There is another silent reality many women experience but rarely voice openly: the abuse of authority by men who exchange opportunity for sexual access.
It does not always appear as overt harassment. Sometimes it is flirtation disguised as mentorship, “private meetings” after hours, career advice with inappropriate undertones, subtle pressure that sounds like opportunity but feels like coercion.
The most dangerous situations are rarely obvious. They are layered with power, influence, and unspoken consequences. Say no and risk retaliation. Say yes and live with shame, fear, and loss of self.
Even when women report misconduct, they are often questioned, disbelieved, silenced, or quietly transferred to avoid “scandal.”
Protecting reputations, especially powerful male reputations, too often takes priority over protecting women.
And yet, women endure. Many choose dignity over shortcuts, even when it costs them promotions, visibility, or influence.
Beyond performance targets, KPIs, and quarterly reviews, women perform another kind of labour every day: emotional labour.
They are expected to build team morale, mentor younger staff, diffuse conflict, absorb bias gracefully, and demonstrate resilience without showing cracks.
They carry self-doubt, imposter syndrome, fear of replacement, and immense pressure to constantly outperform, all while being judged on appearance, tone, personality, and likability in ways men rarely are.
Despite the pressure, the exhaustion, and the unfairness, women continue to rise, to build, to innovate, to lead. They stay.
What needs to change goes beyond policies and posters. Real transformation requires more than speeches or “Women’s Month” campaigns.
It demands leadership accountability instead of silence, zero tolerance for harassment and coercion, fair parental policies for both men and women, transparent promotion processes, cultures that value competence over conformity, safe reporting systems that truly protect victims, and male allies who call out abuse instead of benefiting from it.
Women do not need sympathy. They need systems that honour their talent without demanding silence, sacrifice, or compromise of dignity.
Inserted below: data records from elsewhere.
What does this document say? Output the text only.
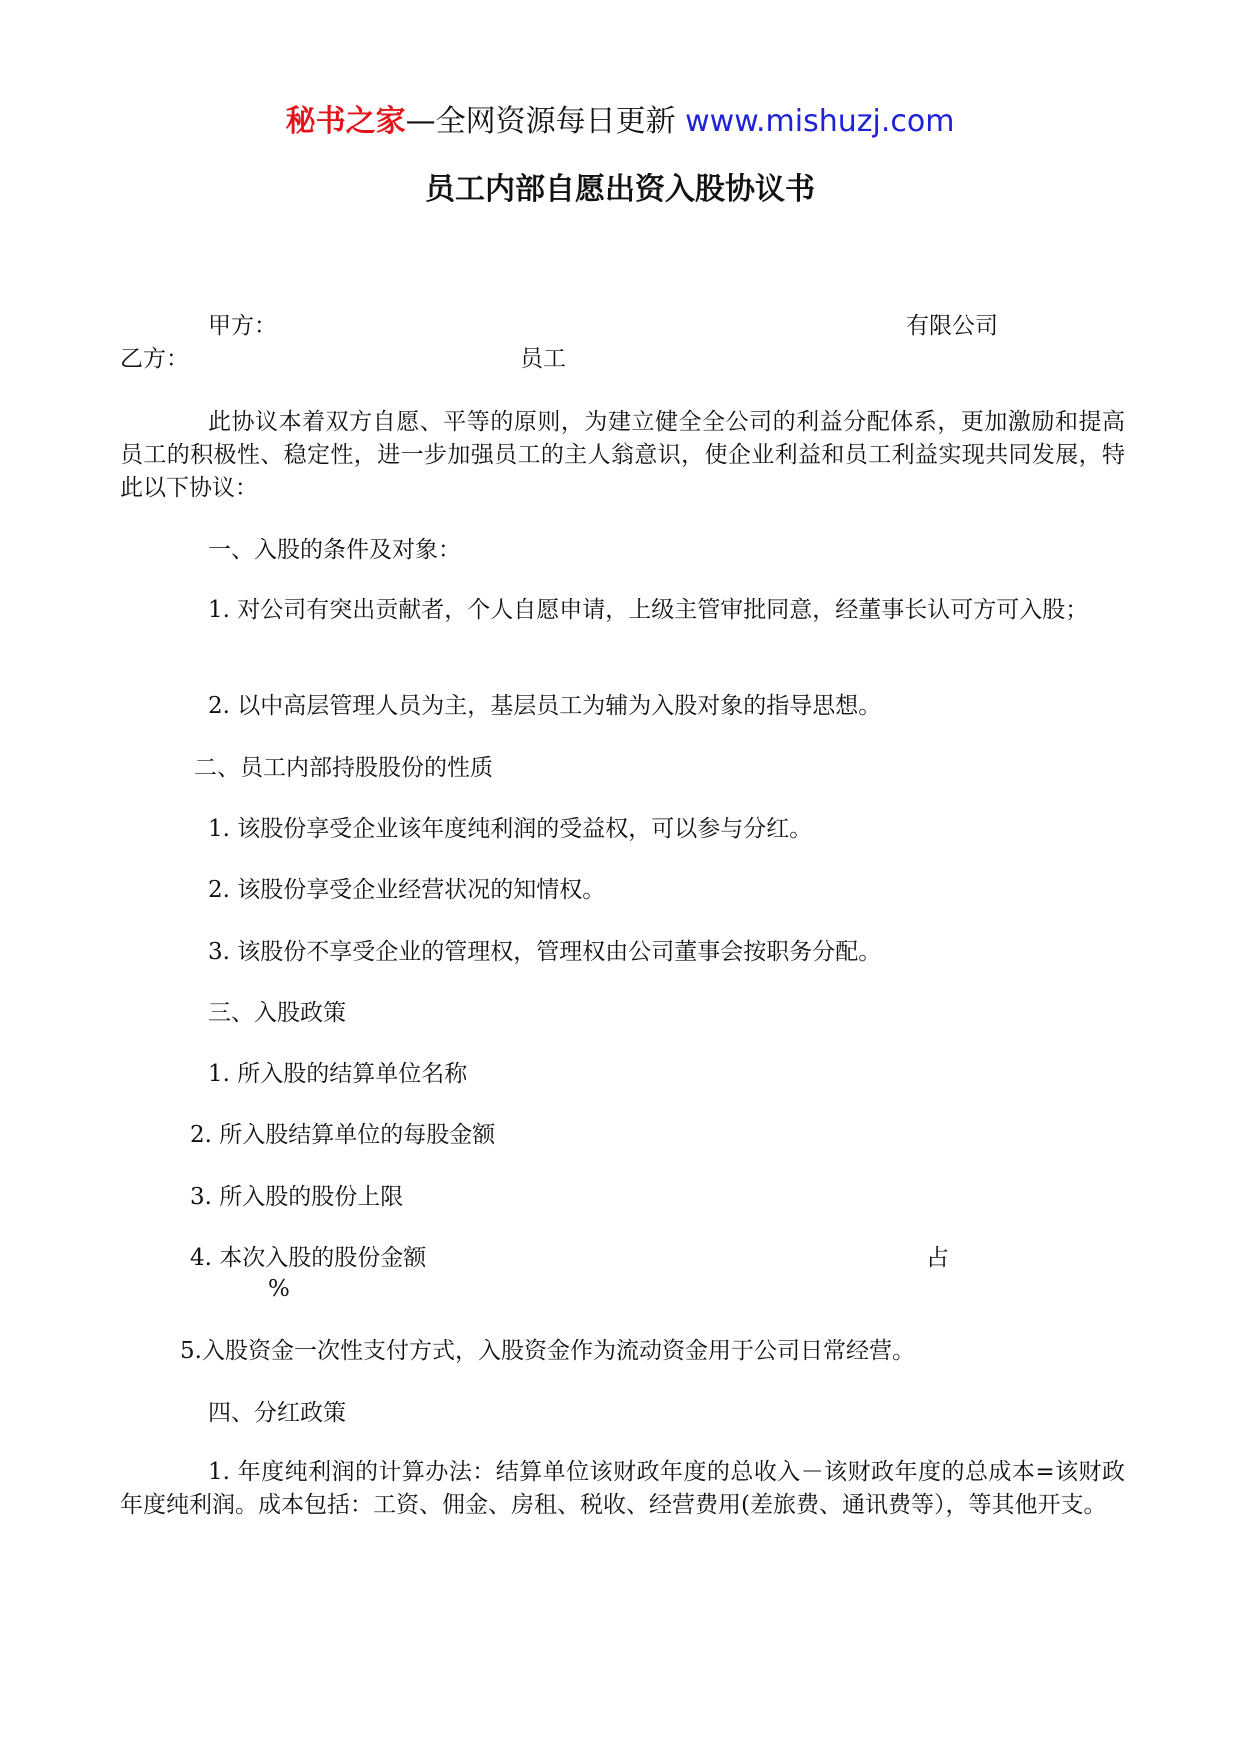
秘书之家—全网资源每日更新 www.mishuzj.com
员工内部自愿出资入股协议书
甲方：	有限公司
乙方：	员工
此协议本着双方自愿、平等的原则，为建立健全全公司的利益分配体系，更加激励和提高员工的积极性、稳定性，进一步加强员工的主人翁意识，使企业利益和员工利益实现共同发展，特此以下协议：
一、入股的条件及对象：
1. 对公司有突出贡献者，个人自愿申请，上级主管审批同意，经董事长认可方可入股；
2. 以中高层管理人员为主，基层员工为辅为入股对象的指导思想。
二、员工内部持股股份的性质
1. 该股份享受企业该年度纯利润的受益权，可以参与分红。
2. 该股份享受企业经营状况的知情权。
3. 该股份不享受企业的管理权，管理权由公司董事会按职务分配。
三、入股政策
1. 所入股的结算单位名称
2. 所入股结算单位的每股金额
3. 所入股的股份上限
4. 本次入股的股份金额	占
%
5.入股资金一次性支付方式，入股资金作为流动资金用于公司日常经营。
四、分红政策
1. 年度纯利润的计算办法：结算单位该财政年度的总收入－该财政年度的总成本=该财政年度纯利润。成本包括：工资、佣金、房租、税收、经营费用(差旅费、通讯费等），等其他开支。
Being a woman in the corporate world is not just about breaking ceilings. It is about surviving the pressure of standing beneath the ceiling you have already broken, and ensuring it stays open for those who come after you.
The more honestly we speak about these unspoken truths, the closer we move toward workplaces where women are not merely present, but powerful, protected, and heard.
As we celebrate Women’s Month this year, may we all reflect on the roles we play in enabling women to thrive, and confront the cosmetic leadership transformations that weaken organisations and undermine their long-term performance.